Ruby: How to split a file into multiple files of a given size
[Updated] Wrote a short version without any helper variables and put everything in a method:
def chunker f_in, out_pref, chunksize = 1_073_741_824
File.open(f_in,"r") do |fh_in|
until fh_in.eof?
File.open("#{out_pref}_#{"%05d"%(fh_in.pos/chunksize)}.txt","w") do |fh_out|
fh_out << fh_in.read(chunksize)
end
end
end
end
chunker "inputfile.txt", "output_prefix" (, desired_chunk_size)
Instead of a line loop you can use .read(length)
and do a loop only for the EOF
marker and the file cursor.
This takes care that the chunky files are never bigger than your desired chunk size.
On the other hand it never takes care for line breaks (\n
)!
Numbers for chunk files will be generated from integer division of current file curser position by chunksize, formatted with "%05d" which result in 5-digit numbers with leading zero (00001
).
This is only possible because .read(chunksize)
is used. In the second example below, it could not be used!
Update: Splitting with line break recognition
If your really need complete lines with \n
then use this modified code snippet:
def chunker f_in, out_pref, chunksize = 1_073_741_824
outfilenum = 1
File.open(f_in,"r") do |fh_in|
until fh_in.eof?
File.open("#{out_pref}_#{outfilenum}.txt","w") do |fh_out|
loop do
line = fh_in.readline
fh_out << line
break if fh_out.size > (chunksize-line.length) || fh_in.eof?
end
end
outfilenum += 1
end
end
end
I had to introduce a helper variable line
because I want to ensure that the chunky file size is always below the chunksize
limit!
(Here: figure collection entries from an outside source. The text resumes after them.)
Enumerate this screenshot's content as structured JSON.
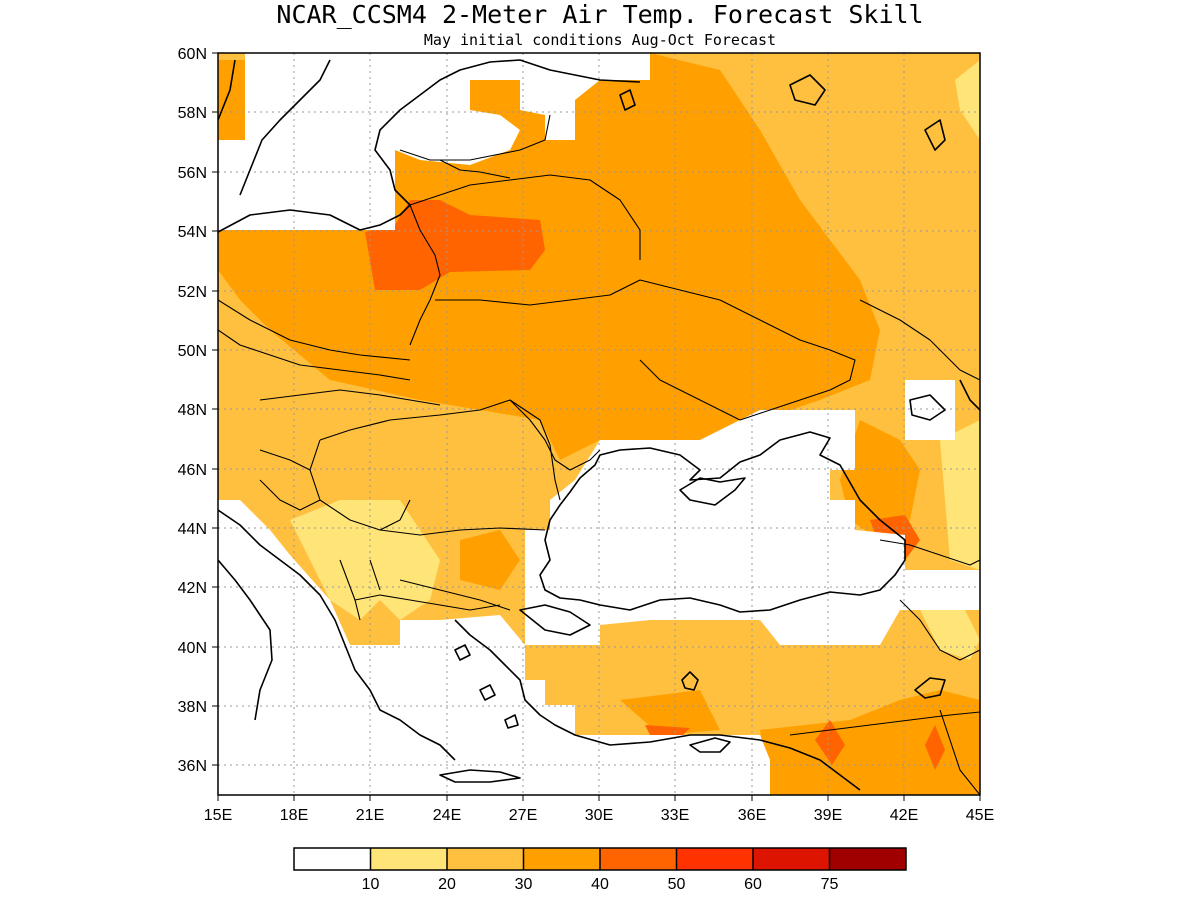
{
  "title": "NCAR_CCSM4 2-Meter Air Temp. Forecast Skill",
  "subtitle": "May initial conditions  Aug-Oct Forecast",
  "map": {
    "lon_range": [
      15,
      45
    ],
    "lat_range": [
      35,
      60
    ],
    "lat_ticks": [
      "60N",
      "58N",
      "56N",
      "54N",
      "52N",
      "50N",
      "48N",
      "46N",
      "44N",
      "42N",
      "40N",
      "38N",
      "36N"
    ],
    "lon_ticks": [
      "15E",
      "18E",
      "21E",
      "24E",
      "27E",
      "30E",
      "33E",
      "36E",
      "39E",
      "42E",
      "45E"
    ],
    "grid": true
  },
  "colorbar": {
    "labels": [
      "10",
      "20",
      "30",
      "40",
      "50",
      "60",
      "75"
    ],
    "colors": [
      "#ffffff",
      "#ffe478",
      "#ffc040",
      "#ffa000",
      "#ff6400",
      "#ff3200",
      "#dd1400",
      "#a00000"
    ]
  }
}
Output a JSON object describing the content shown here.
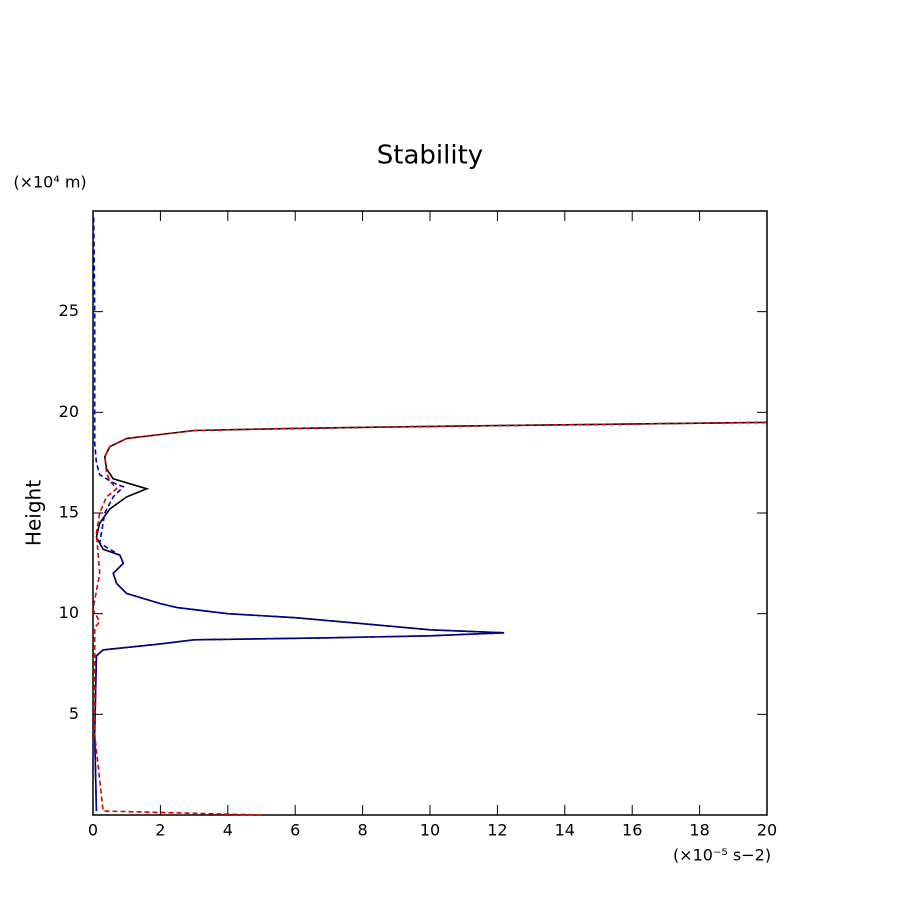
{
  "chart_data": {
    "type": "line",
    "title": "Stability",
    "y_label": "Height",
    "y_unit_label": "(×10⁴ m)",
    "x_unit_label": "(×10⁻⁵ s−2)",
    "xlim": [
      0,
      20
    ],
    "xticks": [
      0,
      2,
      4,
      6,
      8,
      10,
      12,
      14,
      16,
      18,
      20
    ],
    "ylim": [
      0,
      30
    ],
    "yticks": [
      5,
      10,
      15,
      20,
      25
    ],
    "series": [
      {
        "color": "#000000",
        "dash": false,
        "x": [
          0.1,
          0.05,
          0.1,
          0.3,
          2,
          3,
          7,
          10,
          12.2,
          10,
          8,
          6,
          4,
          2.5,
          2,
          1,
          0.7,
          0.6,
          0.9,
          0.8,
          0.3,
          0.1,
          0.2,
          0.5,
          1,
          1.6,
          1.2,
          0.6,
          0.4,
          0.35,
          0.5,
          1,
          2,
          3,
          6,
          10,
          15,
          20
        ],
        "y": [
          0.2,
          4,
          7.9,
          8.2,
          8.5,
          8.7,
          8.8,
          8.9,
          9.05,
          9.2,
          9.5,
          9.8,
          10,
          10.3,
          10.5,
          11,
          11.5,
          12,
          12.5,
          12.9,
          13.2,
          13.8,
          14.5,
          15.2,
          15.8,
          16.2,
          16.4,
          16.7,
          17.2,
          17.8,
          18.3,
          18.7,
          18.9,
          19.1,
          19.2,
          19.3,
          19.4,
          19.5
        ]
      },
      {
        "color": "#0000cc",
        "dash": true,
        "x": [
          0.1,
          0.05,
          0.1,
          0.3,
          2,
          3,
          7,
          10,
          12.2,
          10,
          8,
          6,
          4,
          2.5,
          2,
          1,
          0.7,
          0.6,
          0.9,
          0.8,
          0.2,
          0.35,
          0.6,
          0.9,
          0.6,
          0.2,
          0.1,
          0.05,
          0.05,
          0.05,
          0.02
        ],
        "y": [
          0.2,
          4,
          7.9,
          8.2,
          8.5,
          8.7,
          8.8,
          8.9,
          9.05,
          9.2,
          9.5,
          9.8,
          10,
          10.3,
          10.5,
          11,
          11.5,
          12,
          12.5,
          12.9,
          13.5,
          15,
          15.8,
          16.3,
          16.5,
          16.9,
          17.5,
          18.5,
          20,
          25,
          29.8
        ]
      },
      {
        "color": "#dd0000",
        "dash": true,
        "x": [
          5,
          0.3,
          0.05,
          0.05,
          0.2,
          0.0,
          0.2,
          0.1,
          0.2,
          0.4,
          0.7,
          0.5,
          0.4,
          0.35,
          0.5,
          1,
          2,
          3,
          6,
          10,
          15,
          20
        ],
        "y": [
          0,
          0.2,
          4,
          9.3,
          9.6,
          10.2,
          12,
          14,
          15,
          15.8,
          16.2,
          16.6,
          17,
          17.8,
          18.3,
          18.7,
          18.9,
          19.1,
          19.2,
          19.3,
          19.4,
          19.5
        ]
      }
    ]
  }
}
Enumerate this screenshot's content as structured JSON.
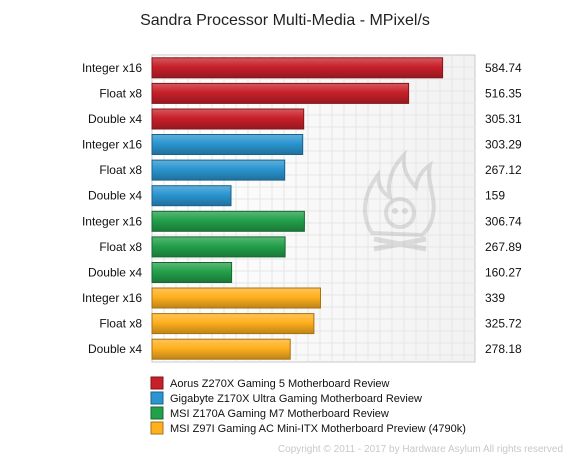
{
  "chart_data": {
    "type": "bar",
    "orientation": "horizontal",
    "title": "Sandra Processor Multi-Media - MPixel/s",
    "categories": [
      "Integer x16",
      "Float x8",
      "Double x4",
      "Integer x16",
      "Float x8",
      "Double x4",
      "Integer x16",
      "Float x8",
      "Double x4",
      "Integer x16",
      "Float x8",
      "Double x4"
    ],
    "value_labels": [
      "584.74",
      "516.35",
      "305.31",
      "303.29",
      "267.12",
      "159",
      "306.74",
      "267.89",
      "160.27",
      "339",
      "325.72",
      "278.18"
    ],
    "bars": [
      {
        "category": "Integer x16",
        "value": 584.74,
        "series": 0
      },
      {
        "category": "Float x8",
        "value": 516.35,
        "series": 0
      },
      {
        "category": "Double x4",
        "value": 305.31,
        "series": 0
      },
      {
        "category": "Integer x16",
        "value": 303.29,
        "series": 1
      },
      {
        "category": "Float x8",
        "value": 267.12,
        "series": 1
      },
      {
        "category": "Double x4",
        "value": 159,
        "series": 1
      },
      {
        "category": "Integer x16",
        "value": 306.74,
        "series": 2
      },
      {
        "category": "Float x8",
        "value": 267.89,
        "series": 2
      },
      {
        "category": "Double x4",
        "value": 160.27,
        "series": 2
      },
      {
        "category": "Integer x16",
        "value": 339,
        "series": 3
      },
      {
        "category": "Float x8",
        "value": 325.72,
        "series": 3
      },
      {
        "category": "Double x4",
        "value": 278.18,
        "series": 3
      }
    ],
    "series": [
      {
        "name": "Aorus Z270X Gaming 5 Motherboard Review",
        "color": "#c8202a"
      },
      {
        "name": "Gigabyte Z170X Ultra Gaming Motherboard Review",
        "color": "#2a95d0"
      },
      {
        "name": "MSI Z170A Gaming M7 Motherboard Review",
        "color": "#23a04a"
      },
      {
        "name": "MSI Z97I Gaming AC Mini-ITX Motherboard Preview (4790k)",
        "color": "#ffb01f"
      }
    ],
    "xlim": [
      0,
      650
    ],
    "grid": true,
    "legend_position": "bottom-left"
  },
  "footer": {
    "copyright": "Copyright © 2011 - 2017 by Hardware Asylum All rights reserved"
  },
  "watermark_icon": "flame-skull-icon"
}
If you don't do this extended check you will get also file sizes above the limit. The while
statement only successfully checks in next iteration step when the line is already written. (Working with .ungetc
or other complex calculations will make the code more unreadable and not shorter than this example.)
Unfortunately you have to have a second EOF
check, because the last chunk iteration will mostly result in a smaller chunk.
Also two helper variables are needed: the line
is described above, the outfilenum
is needed, because the resulting file sizes mostly do not match the exact chunksize
.
For files of any size, split
will be faster than scratch-built Ruby code, even taking the cost of starting a separate executable into account. It's also code that you don't have to write, debug or maintain:
system("split -C 1M -d test.txt ''")
The options are:
-C 1M
Put lines totalling no more than 1M in each chunk-d
Use decimal suffixes in the output filenamestest.txt
The name of the input file''
Use a blank output file prefix
Unless you're on Windows, this is the way to go.